Like everything else that was shut down in 2020 and 2021, Britain’s job market was broken. As businesses attempted to reopen, they were faced with a massive labour shortage. Lorry drivers, for example, had all but disappeared. Skilled construction workers were also in short supply. But the biggest shortages were in traditionally low-paid sectors such as social care, retail, and hospitality.
One consequence of this “vacancy crisis,” was that it fed into a misguided neoliberal analysis of the sharp rises in prices following lockdown. A proportion of the price increases were “monetary inflation” – the result of people spending the excess currency creation used to fund business support and workers’ furlough payments during lockdown. But the majority of the price rises were simply the manifestation of a global economy attempting to incorporate and overcome broken supply chains. Nevertheless, economists, journalists, and politicians began regurgitating the myths of the 1970s, and especially the fabled “wage-price spiral” in which higher wages would force prices to rise even further.

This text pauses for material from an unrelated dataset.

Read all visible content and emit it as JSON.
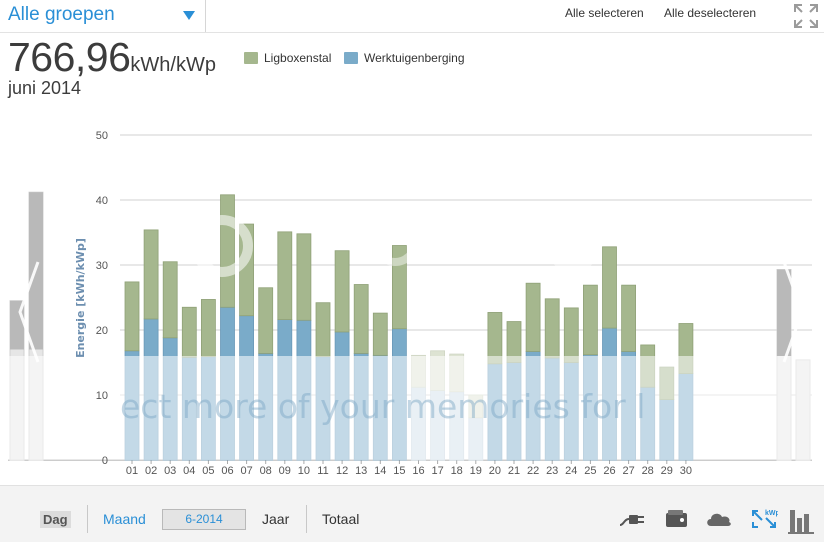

In those sectors of the economy where skilled workers were in short supply, wages did rise. But the majority of vacancies were – and are – in low-skilled sectors where pay has remained depressed. According to Office for National Statistics data, 814,000 of the total 932,000 current vacancies are in traditionally low-paid services; 401,000 in retail, hospitality and social care. Nor is that low-pay merely a choice by business owners. Rather, it is the result of decades of neoliberal austerity which has forced retail, hospitality, and social care businesses to be among the leanest and most cost-conscious in the economy. Prior to the pandemic, this had the benefit (although not for the workers) of keeping those services cheap – a core purpose of neoliberalism. But it also meant that, faced by labour shortages for the first time in decades, these businesses simply couldn’t afford higher pay because they were already cut to the bone.